|
|
|
|
Candan aşk acısını anlatıyor
Candan Erçetin yeni albümü "Melek"te aşk acısını, yalnızlığı ve hüznü anlatan şarkılarıyla bu yaza damgasını vuracak. Ünlü şarkıcı dört yıldan beri üzerinde çalıştığı bu albümün hemen hemen tüm şarkıların sözlerini kendisi yazmış. Acı çekse de aşka inandığını ve aşkta gururun olmayacağını söyleyen sanatçı "Bu acılar bizi büyütüp olgunlaştırıyor" diyor.
*** Elbette hala aşığım
"Melek" albümüyle yaza güzel bir başlangıç yapan Candan Erçetin, şarkılarına bakınca biraz yorgun, biraz kırgın "Ama kimseye dargın değilim" der gibi
Albümünün dumanı henüz üzerindeyken Candan Erçetin'le görüşmemek olmazdı. Yeni şarkıları, halet- i ruhiyesi hakkında konuşup, okuyucuyu bilgilendirmek farzdı. Erçetin, her zamanki gibi sadece istediği kadarıyla cevap verdi sorularımıza ve gerisini kendine sakladı. Her ne kadar bu albüm için yazdığı ve seçtiği şarkı sözleri her şeyi anlatıyor olsa da...
* Albümü dinlerken kimi zaman gülümsedim ama çoğu kez de hüzünlendim. Derinde bir yerlerde unutmak istediğimiz, üzerini örttüğümüz duygulara dokunuyorsunuz. Siz de, biz de yaşlanıyor muyuz yoksa? Yıllar geçiyor, hem de çok çabuk, dolayısıyla hepimiz her geçen yıl biraz daha tecrübeli ve biraz daha yorgun oluyoruz. Derinlerde bir yerlere saklanan duyguları ortaya çıkarmanın, geride bırakılan yıl sayısıyla ilgisi var mı çok emin değilim. Bence yok, esas neden küçük kaçış denemeleri olmalı.
* Bu kez size ait çok sayıda şarkı sözü var. Güzel şarkı sözü mü gelmedi, yoksa siz mi tercih ettiniz böyle olmasını? "Gelen sözler" diye bir şey yok aslında, o yüzden de beğenmemek söz konusu değil. "Neden" albümünde de bana ait birçok söz ve müzik var. Albüm repertuvarını oluştururken, her kim yazmış olursa olsun, ki bu ben de olabilirim, hep en çok söylemek istediğim laflara öncelik tanıyorum. Bu albüm için yaklaşık 25 şiir yazıldı, 11 tanesi kullanıldı.

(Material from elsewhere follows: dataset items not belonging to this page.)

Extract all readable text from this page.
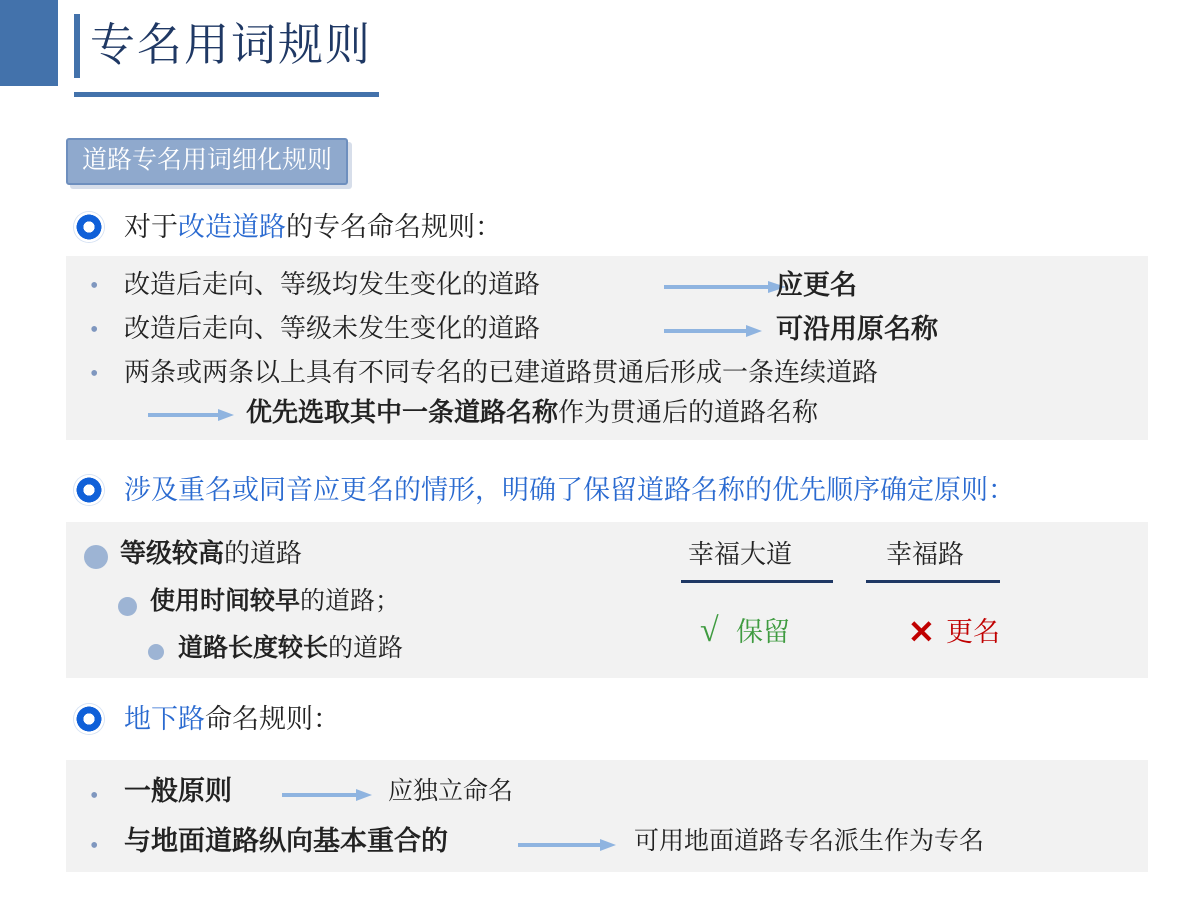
专名用词规则
道路专名用词细化规则
对于改造道路的专名命名规则：
• 改造后走向、等级均发生变化的道路	应更名
• 改造后走向、等级未发生变化的道路	可沿用原名称
• 两条或两条以上具有不同专名的已建道路贯通后形成一条连续道路
优先选取其中一条道路名称作为贯通后的道路名称
涉及重名或同音应更名的情形，明确了保留道路名称的优先顺序确定原则：
等级较高的道路
使用时间较早的道路；
道路长度较长的道路
幸福大道	幸福路
√ 保留	✕ 更名
地下路命名规则：
• 一般原则	应独立命名
• 与地面道路纵向基本重合的	可用地面道路专名派生作为专名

* Bu albümde daha çok sizin özel yaşantınıza ait, sanki hep birebir yaşanmış öykülerinizi anlatıyor gibisiniz. Herkes yaşıyor benzer şeyleri ama sizinki henüz çok taze gibi, yanılıyor muyum? Yazıda her şey iç içe geçer aslında; bir kısmı taze yaradır, bir kısmı kapanmış yaraların izidir, bir kısmı başa gelendir, bir kısmı ise en yakınınızdan birinin yaşadığı sancıdan size düşen paydır. Dolayısıyla, söylediğim her şey kendi adıma feryatlar olmaktan çok, farklı zaman ve kişilere ait duyguların birleşimi.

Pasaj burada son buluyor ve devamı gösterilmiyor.